ーーーーーーーーーーーーーーーーーーーーーーーーーーーーーーーーーーーーー

      

 本当にレベルが一万を越えていた。


 それにしてもその後に続く数字も、ちょっと呆れるくらいのものが並んでいる。


 なんだよ、軒並み10万越えって。


 それに称号も、物騒な感じのものが並んでいやがる。


 だけど一つ気になることが。


「ドラゴンスレイヤーの称号が無くなってるんだけど……」


 するとすかさずエニグマが俺のステータス画面をのぞき込みながら答えてくれた。


「ドラゴンを100体以上倒しましたので、ドラゴンキラーに昇格しただけです」


「てことは……上位の称号を得たってわけだ」


「そうなります。その他のキラーの記述も同様です」


「なるほどな。確かにどれも100体以上倒した気がする」


「はい。ですので貴方にとっては僥倖かと」


「ああ。
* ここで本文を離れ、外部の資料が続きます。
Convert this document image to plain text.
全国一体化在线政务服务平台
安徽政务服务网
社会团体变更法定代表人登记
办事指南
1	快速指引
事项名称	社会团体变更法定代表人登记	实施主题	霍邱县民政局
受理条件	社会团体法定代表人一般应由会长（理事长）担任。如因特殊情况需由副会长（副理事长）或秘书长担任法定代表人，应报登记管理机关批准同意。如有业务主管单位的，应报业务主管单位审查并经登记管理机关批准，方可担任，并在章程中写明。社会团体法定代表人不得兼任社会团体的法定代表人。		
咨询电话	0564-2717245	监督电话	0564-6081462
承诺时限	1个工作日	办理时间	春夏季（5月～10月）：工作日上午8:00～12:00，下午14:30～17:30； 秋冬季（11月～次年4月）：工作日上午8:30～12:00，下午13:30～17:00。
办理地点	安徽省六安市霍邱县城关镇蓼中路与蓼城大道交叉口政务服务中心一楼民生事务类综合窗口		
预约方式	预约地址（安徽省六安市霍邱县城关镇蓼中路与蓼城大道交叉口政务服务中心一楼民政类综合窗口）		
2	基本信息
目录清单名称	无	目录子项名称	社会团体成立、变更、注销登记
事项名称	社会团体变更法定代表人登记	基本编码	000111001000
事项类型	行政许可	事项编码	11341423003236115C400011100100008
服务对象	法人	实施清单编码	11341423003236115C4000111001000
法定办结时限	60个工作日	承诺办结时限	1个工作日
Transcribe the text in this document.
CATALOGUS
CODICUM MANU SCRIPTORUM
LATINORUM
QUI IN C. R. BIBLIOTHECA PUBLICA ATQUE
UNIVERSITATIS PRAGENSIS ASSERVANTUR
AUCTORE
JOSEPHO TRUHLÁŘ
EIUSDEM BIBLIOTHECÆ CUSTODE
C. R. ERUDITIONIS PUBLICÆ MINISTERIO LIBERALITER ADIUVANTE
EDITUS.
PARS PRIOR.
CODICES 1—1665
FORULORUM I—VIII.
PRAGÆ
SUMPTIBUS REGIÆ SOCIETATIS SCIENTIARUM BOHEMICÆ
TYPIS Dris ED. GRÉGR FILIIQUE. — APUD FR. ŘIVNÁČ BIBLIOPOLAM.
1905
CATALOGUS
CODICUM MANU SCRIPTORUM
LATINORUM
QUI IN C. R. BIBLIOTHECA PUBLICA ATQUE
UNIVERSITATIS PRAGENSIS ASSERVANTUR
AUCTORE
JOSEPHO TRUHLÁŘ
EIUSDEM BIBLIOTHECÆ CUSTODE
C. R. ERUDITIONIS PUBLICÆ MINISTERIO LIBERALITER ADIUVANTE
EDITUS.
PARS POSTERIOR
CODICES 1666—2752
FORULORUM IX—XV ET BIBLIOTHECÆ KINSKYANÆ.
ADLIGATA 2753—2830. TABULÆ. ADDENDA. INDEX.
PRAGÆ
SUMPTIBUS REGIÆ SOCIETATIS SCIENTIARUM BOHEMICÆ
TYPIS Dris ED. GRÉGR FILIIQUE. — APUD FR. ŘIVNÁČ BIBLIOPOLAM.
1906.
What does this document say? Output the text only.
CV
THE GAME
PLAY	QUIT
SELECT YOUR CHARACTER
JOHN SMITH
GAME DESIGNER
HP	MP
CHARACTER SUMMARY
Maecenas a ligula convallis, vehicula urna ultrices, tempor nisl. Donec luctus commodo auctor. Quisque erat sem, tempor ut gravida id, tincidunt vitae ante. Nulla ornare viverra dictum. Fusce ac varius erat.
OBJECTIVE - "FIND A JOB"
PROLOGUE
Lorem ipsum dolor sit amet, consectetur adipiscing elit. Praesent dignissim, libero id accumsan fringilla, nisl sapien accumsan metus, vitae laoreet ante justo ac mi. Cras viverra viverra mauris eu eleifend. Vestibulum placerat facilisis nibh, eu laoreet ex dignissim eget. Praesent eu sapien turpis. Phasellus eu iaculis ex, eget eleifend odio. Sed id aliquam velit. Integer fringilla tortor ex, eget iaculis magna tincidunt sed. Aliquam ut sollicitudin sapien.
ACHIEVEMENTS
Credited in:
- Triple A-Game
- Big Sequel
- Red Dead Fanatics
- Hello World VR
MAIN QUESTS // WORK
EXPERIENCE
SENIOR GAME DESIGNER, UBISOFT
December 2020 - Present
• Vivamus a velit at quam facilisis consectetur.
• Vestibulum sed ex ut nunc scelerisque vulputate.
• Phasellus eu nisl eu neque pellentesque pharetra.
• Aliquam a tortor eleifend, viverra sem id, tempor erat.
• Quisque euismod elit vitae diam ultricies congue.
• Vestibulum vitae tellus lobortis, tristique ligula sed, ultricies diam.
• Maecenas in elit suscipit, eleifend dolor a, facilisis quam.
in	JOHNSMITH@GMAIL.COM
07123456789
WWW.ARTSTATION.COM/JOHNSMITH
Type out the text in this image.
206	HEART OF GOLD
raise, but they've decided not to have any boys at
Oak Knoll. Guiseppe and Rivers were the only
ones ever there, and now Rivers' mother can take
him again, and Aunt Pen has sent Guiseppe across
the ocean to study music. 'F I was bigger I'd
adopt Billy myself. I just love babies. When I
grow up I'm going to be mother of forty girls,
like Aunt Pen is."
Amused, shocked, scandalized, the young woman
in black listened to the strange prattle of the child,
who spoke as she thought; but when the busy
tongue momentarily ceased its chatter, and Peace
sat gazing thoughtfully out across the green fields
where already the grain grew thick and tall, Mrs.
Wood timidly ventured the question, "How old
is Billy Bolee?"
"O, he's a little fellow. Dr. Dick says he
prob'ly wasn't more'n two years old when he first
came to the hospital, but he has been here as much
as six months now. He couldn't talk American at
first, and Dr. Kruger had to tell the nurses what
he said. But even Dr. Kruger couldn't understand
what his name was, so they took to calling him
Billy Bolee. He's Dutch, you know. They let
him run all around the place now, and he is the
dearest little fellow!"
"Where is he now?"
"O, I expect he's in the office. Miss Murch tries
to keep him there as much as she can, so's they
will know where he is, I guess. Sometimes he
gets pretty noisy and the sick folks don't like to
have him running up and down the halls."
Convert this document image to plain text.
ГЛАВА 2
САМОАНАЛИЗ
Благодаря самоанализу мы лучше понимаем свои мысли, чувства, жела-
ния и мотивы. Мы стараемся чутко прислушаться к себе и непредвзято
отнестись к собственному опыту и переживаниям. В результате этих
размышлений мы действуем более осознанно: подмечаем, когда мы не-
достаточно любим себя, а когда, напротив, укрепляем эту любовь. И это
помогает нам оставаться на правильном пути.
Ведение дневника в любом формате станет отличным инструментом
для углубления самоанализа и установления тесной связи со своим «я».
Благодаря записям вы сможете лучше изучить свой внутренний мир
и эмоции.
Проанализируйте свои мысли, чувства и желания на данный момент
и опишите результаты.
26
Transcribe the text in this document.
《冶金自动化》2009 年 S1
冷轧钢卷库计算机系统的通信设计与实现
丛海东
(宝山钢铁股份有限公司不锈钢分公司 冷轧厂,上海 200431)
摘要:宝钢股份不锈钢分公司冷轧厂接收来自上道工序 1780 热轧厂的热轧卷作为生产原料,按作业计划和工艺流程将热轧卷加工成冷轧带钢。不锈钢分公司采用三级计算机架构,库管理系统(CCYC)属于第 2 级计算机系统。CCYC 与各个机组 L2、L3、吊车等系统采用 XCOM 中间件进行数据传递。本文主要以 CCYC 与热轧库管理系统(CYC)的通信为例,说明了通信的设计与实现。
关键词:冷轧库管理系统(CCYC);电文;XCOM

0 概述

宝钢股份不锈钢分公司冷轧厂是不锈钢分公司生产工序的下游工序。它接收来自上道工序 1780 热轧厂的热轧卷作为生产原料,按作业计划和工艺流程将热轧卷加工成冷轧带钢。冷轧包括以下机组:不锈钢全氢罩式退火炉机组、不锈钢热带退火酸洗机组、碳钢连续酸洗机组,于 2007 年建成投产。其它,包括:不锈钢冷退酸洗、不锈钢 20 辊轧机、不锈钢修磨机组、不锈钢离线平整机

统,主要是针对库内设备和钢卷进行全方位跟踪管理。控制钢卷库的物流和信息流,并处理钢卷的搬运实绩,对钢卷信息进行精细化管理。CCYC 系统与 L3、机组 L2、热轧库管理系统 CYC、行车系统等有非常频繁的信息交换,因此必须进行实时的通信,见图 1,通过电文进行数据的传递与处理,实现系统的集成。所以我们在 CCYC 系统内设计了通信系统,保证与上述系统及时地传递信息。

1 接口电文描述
上位の称号があれば、侯爵位を継ぎやすくなる。これだけあれば相変わらずのクラス無しでも認めてくれるはずだ」


「そうですね。まだ侯爵位が空位であればの話ですけど」


「そうだった」


 そこで俺は、内なるニムバスに向かって話しかけた。


「出来れば急いでここを出たい。どうだ?名残惜しいか?」


『ふん!千年も居たのだ。名残惜しくなどない』


「そうか。ならすぐに出るぞ」


『ああ。楽しみだ』


「初めて意見が一致したな。俺もだよ」


 俺はそう言いながらすでに駆けだしていた。


 ついに俺はここを脱出する術を手に入れた。


 待っていろよアリアス!エドゥワルド!


 すぐに戻って、侯爵位を継いでやるからな。


 ……と言っても、まだ空位だったらの話だけど……。